Why Africa’s standby force rarely stands by and what’s replacing it
As insecurity threats spreas across the continent, African states are increasingly bypassing the African Union’s flagship security force in favour of faster, ad hoc military coalitions. A new study says.
For two decades, the African Union’s African Standby Force (ASF) was meant to be the continent’s answer to crises, a ready-to-deploy, continent-wide military capability designed to prevent genocide, stop coups and stabilise collapsing states. Declared operationally ready in 2015, it has never been deployed as originally planned.
Instead, African states confronting terrorism, insurgencies and cross-border violence have turned to improvised solutions: temporary, mission-specific military alliances known as ad hoc security coalitions.
A new academic study traces how and why this shift happened and what it means for the future of African peace and security.
A force built for yesterday’s wars
The ASF was conceived in the early 2000s, shaped by the post–Cold War conflicts of the 1990s when civil wars, coups and mass atrocities were recurrent. Its design rested on a collective security model, in which African states would act together under the authority of the AU’s Peace and Security Council.
But the threats facing the continent have evolved. Violent extremist groups such as Boko Haram and Al-Shabaab operate across borders. Armed groups fragment and adapt quickly. Decisions often need to be taken in days, not months.
“The ASF was built for consensus-driven interventions,” the study argues, “but contemporary threats demand speed, flexibility and political will.”
That mismatch has left African governments searching for alternatives.
Learning by doing and improvising
The paper reviews the AU’s major security responses over the past 20 years, including hybrid missions like the UN–AU operation in Darfur, and long-running AU deployments such as the mission in Somalia.
These efforts delivered hard-earned lessons: mandates must match realities on the ground; troops need the right equipment; and military action without a political strategy rarely produces lasting peace.
Yet they also exposed the AU’s limitations, especially its dependence on reluctant member states, unpredictable funding and complex decision-making procedures.
When crises escalated faster than the AU could respond, states acted on their own.
Coalitions of the willing
The study focuses on two prominent examples of ad hoc security coalitions.
The first is the regional military campaign against the Lord’s Resistance Army (LRA), launched in 2008 by Uganda and neighbouring states after the rebel group spread its attacks across borders. Initially improvised, the effort later gained AU backing through the Regional Cooperation Initiative against the LRA.
The second is the Multinational Joint Task Force (MNJTF), formed to combat Boko Haram around Lake Chad. Drawing troops from Nigeria, Chad, Niger and Cameroon, the MNJTF evolved from an existing regional arrangement and was later endorsed by the AU and the United Nations.
In both cases, affected states moved first, motivated by self-defence and immediate threats. Formal AU approval followed later, lending political legitimacy and helping to mobilise international support.
“These coalitions are fast, pragmatic and rooted in shared threat perceptions,” the authors note. “They fill gaps when continental and global institutions cannot act quickly enough.”
This growing reliance on ad hoc coalitions marks a deeper transformation in African security thinking.
While the AU’s founding documents emphasise collective security, centralised decisions made in the name of continental peace, state practice increasingly reflects collective defence. Under this logic, countries respond to threats themselves, often invoking the right to self-defence under international law, and only later seek AU endorsement.

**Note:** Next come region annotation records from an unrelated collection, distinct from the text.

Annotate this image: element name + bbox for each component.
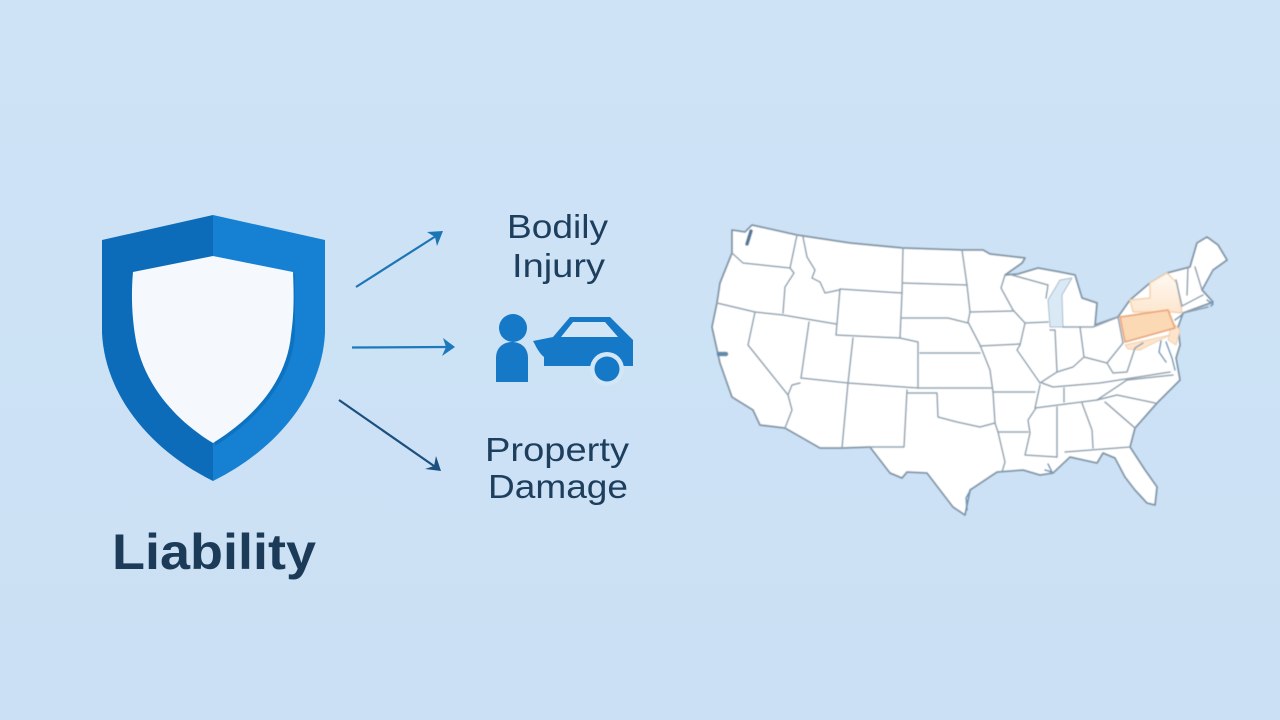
label: Property Damage: Damage bbox=[488, 468, 628, 505]
lake michigan bbox=[1048, 278, 1072, 327]
label: Bodily Injury: Injury bbox=[512, 247, 606, 284]
coastal water details bbox=[966, 300, 1213, 510]
label: Property Damage: Property bbox=[485, 431, 630, 468]
state borders bbox=[717, 235, 1208, 472]
highlight: New Jersey and Maryland strip bbox=[1125, 322, 1180, 350]
highlight: Pennsylvania bbox=[1120, 310, 1175, 342]
heading: Liability: Liability bbox=[112, 524, 316, 580]
map: United States bbox=[712, 225, 1227, 515]
arrow: to icon bbox=[352, 338, 455, 356]
puget sound bbox=[747, 231, 751, 244]
label: Property Damage bbox=[485, 431, 630, 505]
icon: person and car bbox=[496, 314, 633, 386]
san francisco bay bbox=[719, 352, 726, 356]
highlight: New York bbox=[1130, 273, 1182, 313]
label: Bodily Injury: Bodily bbox=[507, 208, 609, 245]
map outline bbox=[712, 225, 1227, 515]
arrow: to bodily injury bbox=[356, 231, 443, 287]
arrow: to property damage bbox=[339, 400, 441, 471]
icon: liability shield bbox=[102, 215, 325, 481]
label: Bodily Injury bbox=[507, 208, 609, 284]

The result is a more decentralised security landscape, where regional and national interests drive action. The AU, rather than leading operations, often plays a supporting role: endorsing missions after deployment, offering technical assistance, and providing diplomatic cover.
Adapting to reality
The study finds that the AU has not ignored these changes. Over the past decade, it has quietly adapted its policies, recognising the role of ad hoc coalitions and developing new doctrines to guide engagement with them.
In 2024, the AU adopted a new Peace Support Operations Doctrine that formally acknowledges “coalitions of member states” as part of its security toolkit. Strategic support cells now link AU headquarters with coalition command structures, improving coordination and oversight.
However, without clear rules on consultation, accountability and reporting, the Peace and Security Council could become little more than a rubber stamp for decisions already taken by powerful states, which the authors warn, could erode the AU’s authority and weaken trust among its members.
The study concludes that ad hoc security coalitions are no longer an exception, they are becoming the norm in Africa’s fight against insecurity. The challenge for the AU is not to resist this trend, but to shape it.
By developing a structured framework for engaging with these coalitions, the AU could preserve its strategic relevance, ensure consistency, and reinforce its role as the continent’s primary peace and security guarantor.
“The future of African security,” the paper suggests, “will depend less on standing forces, and more on standing rules.”